5. 46th St. & Broadway [NW Corner] (1986 & 2012)
I found this amazing picture of 1980s Times Square on Matt Weber’s photo blog. The old checkered taxi stands in contrast with today’s mini-SUV model. American Eagle has replaced the iconic Howard Johnson’s on the near corner. But the hot dog vendors are still on the job. Across the street, TGI Friday’s billboards have replaced JVC and Mita Copiers ads. But the McDonald’s is still standing strong. And the Palace Theater remains (La Cage aux Folles was playing in 1986; Annie the Musical is playing in 2012). Enjoy!
6. 52nd St. & 5th Ave. [SE Corner] (1905 & 2012)

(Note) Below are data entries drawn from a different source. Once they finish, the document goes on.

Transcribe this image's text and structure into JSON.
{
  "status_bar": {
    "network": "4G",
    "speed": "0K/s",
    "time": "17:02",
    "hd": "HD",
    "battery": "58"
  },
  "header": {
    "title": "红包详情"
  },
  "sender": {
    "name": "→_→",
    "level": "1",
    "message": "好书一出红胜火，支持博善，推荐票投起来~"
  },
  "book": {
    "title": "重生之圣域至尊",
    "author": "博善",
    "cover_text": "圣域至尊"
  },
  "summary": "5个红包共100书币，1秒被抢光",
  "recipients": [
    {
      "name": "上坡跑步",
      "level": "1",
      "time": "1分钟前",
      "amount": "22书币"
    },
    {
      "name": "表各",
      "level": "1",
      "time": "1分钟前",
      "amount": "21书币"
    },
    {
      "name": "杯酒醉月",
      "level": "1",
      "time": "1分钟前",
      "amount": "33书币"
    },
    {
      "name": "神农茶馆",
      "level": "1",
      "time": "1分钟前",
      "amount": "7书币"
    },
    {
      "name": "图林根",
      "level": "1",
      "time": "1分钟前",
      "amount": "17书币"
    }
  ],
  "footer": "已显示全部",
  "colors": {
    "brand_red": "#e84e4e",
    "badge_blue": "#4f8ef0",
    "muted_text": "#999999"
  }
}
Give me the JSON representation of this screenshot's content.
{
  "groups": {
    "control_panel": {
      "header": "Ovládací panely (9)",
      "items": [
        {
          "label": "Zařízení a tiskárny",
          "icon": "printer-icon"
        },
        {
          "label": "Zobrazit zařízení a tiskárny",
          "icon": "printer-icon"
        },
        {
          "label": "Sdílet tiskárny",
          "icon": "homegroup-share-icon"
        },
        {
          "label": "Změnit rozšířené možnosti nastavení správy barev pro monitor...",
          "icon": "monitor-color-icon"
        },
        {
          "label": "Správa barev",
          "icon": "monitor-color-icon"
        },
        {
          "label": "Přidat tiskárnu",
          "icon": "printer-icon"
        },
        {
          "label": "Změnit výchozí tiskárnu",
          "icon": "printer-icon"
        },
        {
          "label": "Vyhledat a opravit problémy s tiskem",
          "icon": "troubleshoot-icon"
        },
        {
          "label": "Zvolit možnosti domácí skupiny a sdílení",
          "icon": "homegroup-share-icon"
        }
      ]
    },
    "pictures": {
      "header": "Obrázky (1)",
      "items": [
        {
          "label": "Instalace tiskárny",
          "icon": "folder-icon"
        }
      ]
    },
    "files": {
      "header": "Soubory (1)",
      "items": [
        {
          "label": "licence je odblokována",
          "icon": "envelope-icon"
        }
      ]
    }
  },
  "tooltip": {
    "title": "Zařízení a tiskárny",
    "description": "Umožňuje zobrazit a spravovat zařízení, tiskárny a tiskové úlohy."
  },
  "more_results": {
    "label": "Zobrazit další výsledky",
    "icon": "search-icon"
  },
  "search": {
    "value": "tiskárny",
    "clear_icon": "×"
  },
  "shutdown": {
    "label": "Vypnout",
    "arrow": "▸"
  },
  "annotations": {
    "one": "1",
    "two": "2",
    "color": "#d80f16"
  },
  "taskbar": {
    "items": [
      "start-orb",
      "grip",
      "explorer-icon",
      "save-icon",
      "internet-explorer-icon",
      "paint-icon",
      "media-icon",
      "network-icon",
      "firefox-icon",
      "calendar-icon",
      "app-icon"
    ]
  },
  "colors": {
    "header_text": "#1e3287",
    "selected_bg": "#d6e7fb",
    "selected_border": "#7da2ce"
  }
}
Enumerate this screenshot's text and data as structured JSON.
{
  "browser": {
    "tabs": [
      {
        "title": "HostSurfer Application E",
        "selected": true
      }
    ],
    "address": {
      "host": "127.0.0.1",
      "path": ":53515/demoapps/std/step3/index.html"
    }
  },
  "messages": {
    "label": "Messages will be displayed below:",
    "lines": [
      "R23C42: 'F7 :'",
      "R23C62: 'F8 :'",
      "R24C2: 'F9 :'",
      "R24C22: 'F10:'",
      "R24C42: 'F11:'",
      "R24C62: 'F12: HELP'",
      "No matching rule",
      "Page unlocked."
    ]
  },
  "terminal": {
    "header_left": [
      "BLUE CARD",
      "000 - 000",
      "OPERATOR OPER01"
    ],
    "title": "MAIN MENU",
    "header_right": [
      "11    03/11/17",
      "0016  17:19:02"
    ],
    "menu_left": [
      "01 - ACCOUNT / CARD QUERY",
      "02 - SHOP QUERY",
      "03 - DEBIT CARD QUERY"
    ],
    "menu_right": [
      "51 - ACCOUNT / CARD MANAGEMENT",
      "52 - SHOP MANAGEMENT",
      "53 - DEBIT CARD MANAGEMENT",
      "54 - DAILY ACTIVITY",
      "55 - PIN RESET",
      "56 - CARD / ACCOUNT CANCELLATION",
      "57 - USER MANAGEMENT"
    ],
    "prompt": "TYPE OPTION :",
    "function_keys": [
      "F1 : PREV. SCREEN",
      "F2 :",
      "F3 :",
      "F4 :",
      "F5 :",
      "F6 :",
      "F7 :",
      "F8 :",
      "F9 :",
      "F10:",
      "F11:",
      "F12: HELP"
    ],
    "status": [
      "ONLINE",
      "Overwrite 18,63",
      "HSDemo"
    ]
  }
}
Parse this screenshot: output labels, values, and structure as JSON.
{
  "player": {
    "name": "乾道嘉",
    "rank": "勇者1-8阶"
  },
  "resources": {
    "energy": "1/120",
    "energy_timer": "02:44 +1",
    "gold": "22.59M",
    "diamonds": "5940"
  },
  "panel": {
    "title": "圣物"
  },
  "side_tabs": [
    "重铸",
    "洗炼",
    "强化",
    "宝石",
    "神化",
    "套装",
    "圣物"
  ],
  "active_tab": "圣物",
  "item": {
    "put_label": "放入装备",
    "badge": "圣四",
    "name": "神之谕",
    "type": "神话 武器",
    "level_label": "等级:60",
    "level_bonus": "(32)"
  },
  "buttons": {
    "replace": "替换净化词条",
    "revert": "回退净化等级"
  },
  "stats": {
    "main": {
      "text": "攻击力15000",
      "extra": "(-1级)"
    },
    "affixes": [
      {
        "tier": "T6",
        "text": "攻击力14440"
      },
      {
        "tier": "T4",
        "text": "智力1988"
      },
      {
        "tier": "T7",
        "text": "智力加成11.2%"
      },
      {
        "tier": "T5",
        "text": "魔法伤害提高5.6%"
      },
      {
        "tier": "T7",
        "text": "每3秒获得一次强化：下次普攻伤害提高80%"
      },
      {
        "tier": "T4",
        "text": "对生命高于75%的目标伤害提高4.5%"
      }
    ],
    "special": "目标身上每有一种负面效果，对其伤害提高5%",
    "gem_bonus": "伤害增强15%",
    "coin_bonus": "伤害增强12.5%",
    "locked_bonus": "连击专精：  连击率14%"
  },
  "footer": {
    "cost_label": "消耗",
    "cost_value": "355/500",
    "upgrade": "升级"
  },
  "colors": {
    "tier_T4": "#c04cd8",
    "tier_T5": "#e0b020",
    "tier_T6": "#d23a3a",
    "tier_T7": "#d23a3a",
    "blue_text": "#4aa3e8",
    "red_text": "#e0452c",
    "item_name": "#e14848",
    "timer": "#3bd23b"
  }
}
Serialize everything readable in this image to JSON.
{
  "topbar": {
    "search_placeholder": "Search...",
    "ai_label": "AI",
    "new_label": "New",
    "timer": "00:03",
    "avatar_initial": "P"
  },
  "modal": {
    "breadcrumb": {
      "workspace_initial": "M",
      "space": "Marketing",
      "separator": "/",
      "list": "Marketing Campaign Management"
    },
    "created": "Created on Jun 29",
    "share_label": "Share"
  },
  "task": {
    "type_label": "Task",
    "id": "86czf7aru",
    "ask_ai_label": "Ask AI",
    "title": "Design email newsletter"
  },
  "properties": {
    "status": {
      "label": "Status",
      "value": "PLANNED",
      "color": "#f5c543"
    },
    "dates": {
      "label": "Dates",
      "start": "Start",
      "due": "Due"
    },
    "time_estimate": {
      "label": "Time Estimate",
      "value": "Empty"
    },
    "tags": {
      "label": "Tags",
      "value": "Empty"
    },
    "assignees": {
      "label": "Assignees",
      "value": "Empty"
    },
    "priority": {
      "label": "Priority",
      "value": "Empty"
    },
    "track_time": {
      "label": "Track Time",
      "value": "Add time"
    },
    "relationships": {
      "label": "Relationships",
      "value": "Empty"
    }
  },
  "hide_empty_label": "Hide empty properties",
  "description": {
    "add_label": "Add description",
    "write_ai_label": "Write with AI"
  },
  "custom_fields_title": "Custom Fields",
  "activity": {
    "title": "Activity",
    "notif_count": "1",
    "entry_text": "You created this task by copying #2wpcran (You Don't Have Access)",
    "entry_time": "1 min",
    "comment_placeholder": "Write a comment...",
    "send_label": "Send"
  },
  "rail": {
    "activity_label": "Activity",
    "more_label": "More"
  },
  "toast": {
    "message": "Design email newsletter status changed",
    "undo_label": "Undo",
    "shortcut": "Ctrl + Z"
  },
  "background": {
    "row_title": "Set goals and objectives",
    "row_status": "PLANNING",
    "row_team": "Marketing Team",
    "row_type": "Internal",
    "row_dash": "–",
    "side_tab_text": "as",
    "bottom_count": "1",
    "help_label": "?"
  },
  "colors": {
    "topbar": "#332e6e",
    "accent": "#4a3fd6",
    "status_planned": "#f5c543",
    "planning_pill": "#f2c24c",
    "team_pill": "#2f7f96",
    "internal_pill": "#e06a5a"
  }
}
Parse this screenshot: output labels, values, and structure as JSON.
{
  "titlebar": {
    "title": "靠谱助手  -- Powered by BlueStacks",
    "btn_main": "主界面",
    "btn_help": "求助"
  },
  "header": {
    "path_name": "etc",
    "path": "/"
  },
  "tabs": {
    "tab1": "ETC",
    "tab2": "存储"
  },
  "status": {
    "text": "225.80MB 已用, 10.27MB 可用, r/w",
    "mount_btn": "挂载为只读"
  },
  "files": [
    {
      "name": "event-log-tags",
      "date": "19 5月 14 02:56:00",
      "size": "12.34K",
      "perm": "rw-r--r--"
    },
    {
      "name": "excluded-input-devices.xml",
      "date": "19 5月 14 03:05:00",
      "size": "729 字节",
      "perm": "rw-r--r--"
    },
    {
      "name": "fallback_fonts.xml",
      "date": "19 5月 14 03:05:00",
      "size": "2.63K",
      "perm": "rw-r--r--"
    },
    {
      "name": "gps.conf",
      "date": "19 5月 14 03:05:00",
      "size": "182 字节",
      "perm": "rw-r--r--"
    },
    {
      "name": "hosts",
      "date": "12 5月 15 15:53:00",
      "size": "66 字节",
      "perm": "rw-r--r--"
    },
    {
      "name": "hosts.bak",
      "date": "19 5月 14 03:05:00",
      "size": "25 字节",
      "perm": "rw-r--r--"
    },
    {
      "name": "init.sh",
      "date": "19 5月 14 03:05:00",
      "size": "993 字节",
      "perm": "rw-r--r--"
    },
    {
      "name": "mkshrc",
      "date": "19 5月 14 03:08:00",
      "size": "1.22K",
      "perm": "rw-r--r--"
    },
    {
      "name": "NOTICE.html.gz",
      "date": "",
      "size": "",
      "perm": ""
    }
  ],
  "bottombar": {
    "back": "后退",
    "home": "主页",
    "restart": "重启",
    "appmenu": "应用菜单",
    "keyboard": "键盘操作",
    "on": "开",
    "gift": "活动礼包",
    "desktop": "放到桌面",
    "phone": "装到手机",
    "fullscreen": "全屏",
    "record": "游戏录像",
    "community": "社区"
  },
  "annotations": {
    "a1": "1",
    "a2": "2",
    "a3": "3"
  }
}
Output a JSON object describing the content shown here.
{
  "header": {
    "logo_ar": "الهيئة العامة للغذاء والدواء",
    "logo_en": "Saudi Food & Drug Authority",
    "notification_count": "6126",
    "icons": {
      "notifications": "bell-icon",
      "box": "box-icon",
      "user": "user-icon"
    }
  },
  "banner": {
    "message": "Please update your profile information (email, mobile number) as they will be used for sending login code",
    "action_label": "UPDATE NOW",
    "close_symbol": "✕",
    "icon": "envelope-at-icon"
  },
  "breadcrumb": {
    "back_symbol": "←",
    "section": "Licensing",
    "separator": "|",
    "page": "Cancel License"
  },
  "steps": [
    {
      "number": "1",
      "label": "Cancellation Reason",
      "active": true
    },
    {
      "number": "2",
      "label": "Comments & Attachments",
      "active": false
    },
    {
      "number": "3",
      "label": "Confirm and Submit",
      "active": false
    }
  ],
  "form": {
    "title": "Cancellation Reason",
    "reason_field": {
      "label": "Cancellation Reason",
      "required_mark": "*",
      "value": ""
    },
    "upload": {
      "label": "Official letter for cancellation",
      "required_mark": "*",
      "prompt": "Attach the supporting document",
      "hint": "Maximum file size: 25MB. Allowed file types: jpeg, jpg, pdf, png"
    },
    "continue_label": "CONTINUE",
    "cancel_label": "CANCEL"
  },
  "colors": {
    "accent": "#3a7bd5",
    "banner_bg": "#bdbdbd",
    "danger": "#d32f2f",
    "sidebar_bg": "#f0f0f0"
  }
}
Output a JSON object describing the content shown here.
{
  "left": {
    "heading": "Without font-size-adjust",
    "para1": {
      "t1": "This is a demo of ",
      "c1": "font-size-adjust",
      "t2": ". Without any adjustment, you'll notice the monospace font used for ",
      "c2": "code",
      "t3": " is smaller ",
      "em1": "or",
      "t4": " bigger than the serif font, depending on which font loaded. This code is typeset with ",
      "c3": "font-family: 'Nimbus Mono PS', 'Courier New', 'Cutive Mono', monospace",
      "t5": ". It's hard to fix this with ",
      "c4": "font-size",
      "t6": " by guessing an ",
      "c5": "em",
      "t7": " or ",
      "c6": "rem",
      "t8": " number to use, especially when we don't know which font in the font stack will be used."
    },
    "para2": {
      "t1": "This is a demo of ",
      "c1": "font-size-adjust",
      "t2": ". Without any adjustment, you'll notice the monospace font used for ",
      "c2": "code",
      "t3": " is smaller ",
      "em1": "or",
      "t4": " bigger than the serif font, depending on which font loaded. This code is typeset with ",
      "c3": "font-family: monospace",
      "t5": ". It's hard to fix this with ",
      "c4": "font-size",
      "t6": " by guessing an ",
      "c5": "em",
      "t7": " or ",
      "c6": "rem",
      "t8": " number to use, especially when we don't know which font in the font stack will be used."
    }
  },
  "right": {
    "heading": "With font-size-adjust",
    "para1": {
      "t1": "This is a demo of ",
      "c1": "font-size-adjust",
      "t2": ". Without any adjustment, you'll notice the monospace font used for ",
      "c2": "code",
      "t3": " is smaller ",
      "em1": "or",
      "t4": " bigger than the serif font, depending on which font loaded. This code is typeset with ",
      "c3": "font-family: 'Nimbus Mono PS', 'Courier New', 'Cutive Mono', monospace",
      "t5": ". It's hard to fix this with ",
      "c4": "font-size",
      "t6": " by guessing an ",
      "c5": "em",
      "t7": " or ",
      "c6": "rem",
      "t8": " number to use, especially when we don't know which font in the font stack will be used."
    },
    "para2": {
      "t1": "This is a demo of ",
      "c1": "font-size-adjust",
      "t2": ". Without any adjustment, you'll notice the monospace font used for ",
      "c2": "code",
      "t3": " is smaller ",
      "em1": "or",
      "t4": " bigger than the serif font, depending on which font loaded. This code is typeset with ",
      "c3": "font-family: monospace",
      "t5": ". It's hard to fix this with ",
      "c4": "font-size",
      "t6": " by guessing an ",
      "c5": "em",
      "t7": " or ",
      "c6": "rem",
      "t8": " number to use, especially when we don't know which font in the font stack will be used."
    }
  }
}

The Morton F. Plant House. This marble and granite Italian Renaissance mansion at 653 Fifth Avenue in Midtown Manhattan was completed in 1905 for Morton F. Plant, the son of a railroad tycoon. After only 12 years, Plant sold the mansion to Cartier Jewelers for a double-stranded Oriental pearl necklace valued at $1 million — to give to his wife Maisie Plant. Cartier converted the mansion into its U.S. flagship store, and since 1917, it has been known as the Cartier Building. In 1970, it was designated a landmark.
1905 photo courtesy of NYPL
7. 50th St. & 3rd Ave. [NE Corner] (2004 & 2012)
La Maganette, which closed in July 2005 after 30 years of service, was half classy Italian restaurant and half raging dance club. Downstairs, the restaurant dedicated certain nights to mambo, meringue, salsa, reggae, hip-hop, and everything in between. This Epinion review explains it: “After 30 years it got old and went downhill,” says one CitySearcher. Dos Caminos on 3rd Avenue (the third location of the popular chain of upscale Mexican restaurants) opened here in 2006.
8. 132nd St. & Lenox Ave. [NW Corner] (1915 & 2012)
We found this picture of the northwest corner of 132nd Street and Lenox Avenue alongside an article entitled “The First Black Policeman Remembers,” on the Columbia 250 website, dedicated to Columbia University’s 250-year anniversary. Interesting stuff about Irish, German, Jewish, Italian, white, and black gangs in the early 1900s.
9. 4th St. & Broadway [SW Corner] (1960s & 2012)
Back in the day, L’Elite Coffee Shop occupied this Greenwich Village corner. And the coffee shop sported an awesome “Enjoy Tab” Cola signage…as trucks from New Deal Delivery Service and Emery Air Freight idled out in the street. And a loft was for sale on the 2nd floor. I wonder who eventually bought that loft. A family? A winner? A loser? An average Joe? How much did it cost? Nostalgia makes all this stuff seem so much cooler than a yellow hybrid taxi idling in front of a Duane Reade pharmacy.
10. 51st St. & 2nd Ave. [NE Corner] (1979 & 2012)
In 2008, this Midtown East corner was the scene of a deadly crane collapse. Seven people were killed (including the crane operator) and 24 others were injured. A townhouse was crushed, cars were flattened, buildings were evacuated, and chaos ensued. The cause of the collapse was attributed to “a $50 piece of nylon that broke.” But things are looking up. The flattened townhouse has since been renovated and recently listed for $4.25 million. And, four years and several lawsuits later, Crave Ceviche Bar reopened last week as Crave Fish Bar. (The Smith replaced Rite-Aid, which replaced the A&P supermarket.)